Orthopedic manifestations of ataxia telangiectasia in children.

Abstract

Ataxia telangiectasia AT), an autosomal recessive disorder due to mutations in the ATM gene, results in progressive cerebellar ataxia, oculocutaneous telangiectasia, immunodeficiency, pulmonary compromise, sensitivity to ionizing radiation, and increased risk of hematologic malignancies. Orthopedic manifestations such as scoliosis, hip displacement, gait abnormalities, and extremity contractures are common, but reports are scarce. This study aimed to evaluate and summarize the orthopedic manifestations associated with AT. A retrospective review was conducted of patients with AT. Reported outcomes included demographics, orthopedic manifestations and operative/nonoperative treatments, radiographic exposure, development of malignancy, and ambulatory status (using the Functional Mobility Scale at 50 m, FMS50). Twenty-four children were included [11 (45.8%) female] with a mean age at diagnosis of 5.5 (SD = 3.5) years. The most common reason for orthopedic consultation was ataxia; 12 (50%) were walkers (FMS50 = 4,5) and 12 nonwalkers (FMS50 = 1,2). Foot deformities were present in 10 (42%) including pes planovalgus (N = 6, 25%), Achilles tendon contracture (N = 1, 4%), hallux valgus (N = 1, 4%; underwent Akin osteotomy), equinovarus (N = 1.4%), and gastrocnemius contracture (N = 1, 4%). Six children (25%) developed scoliosis, and three underwent fusion.

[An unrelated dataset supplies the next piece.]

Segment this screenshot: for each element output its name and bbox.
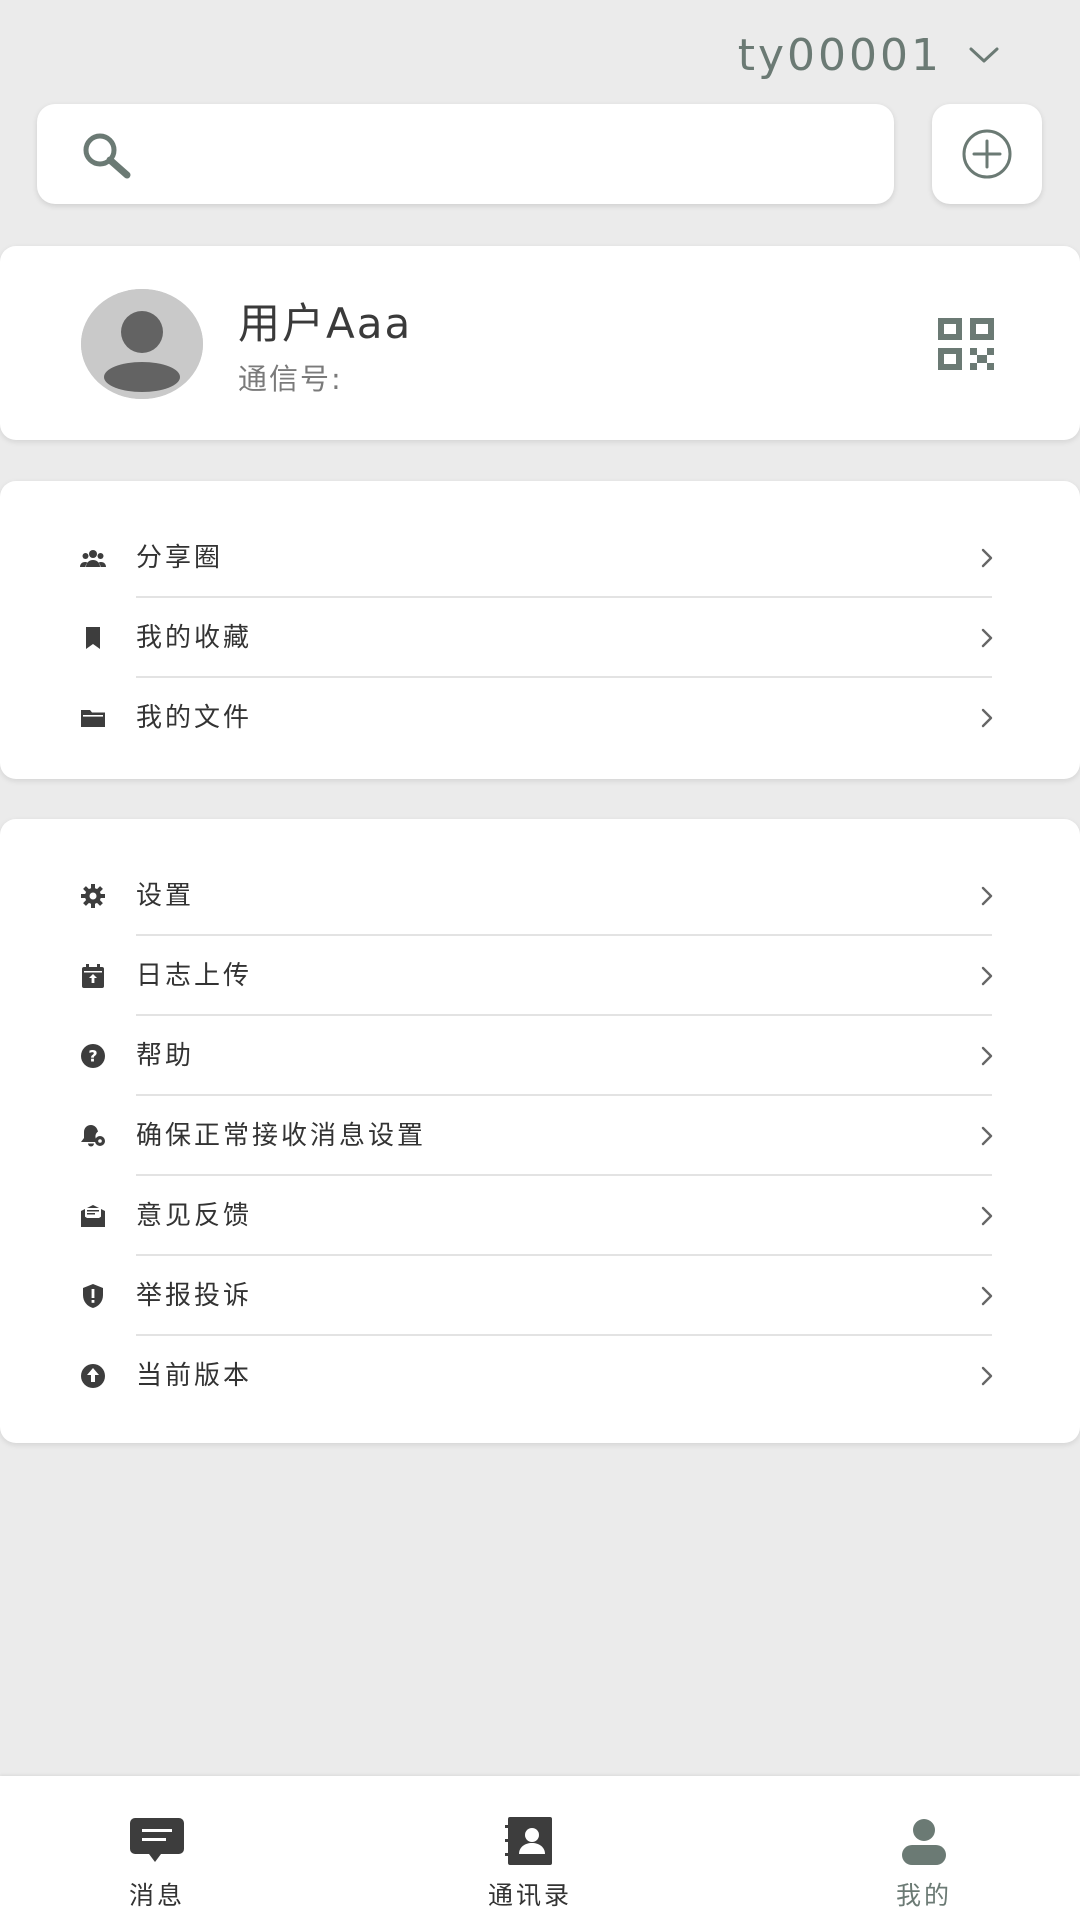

Other manifestations included hip flexion contracture (N = 2, 8%), hamstring contracture (N = 2, 8%), torticollis (N = 1, 4%), and osteomyelitis of the ischium (N = 1, 4). This report describes orthopedic manifestations associated with AT, most commonly foot deformities, followed by scoliosis. Since radiographic surveillance was not performed due to radiosensitivity, the frequency of hip displacement in AT could not be ascertained. Orthopedic surgical interventions, where required, were generally successful. Level of evidence: 3.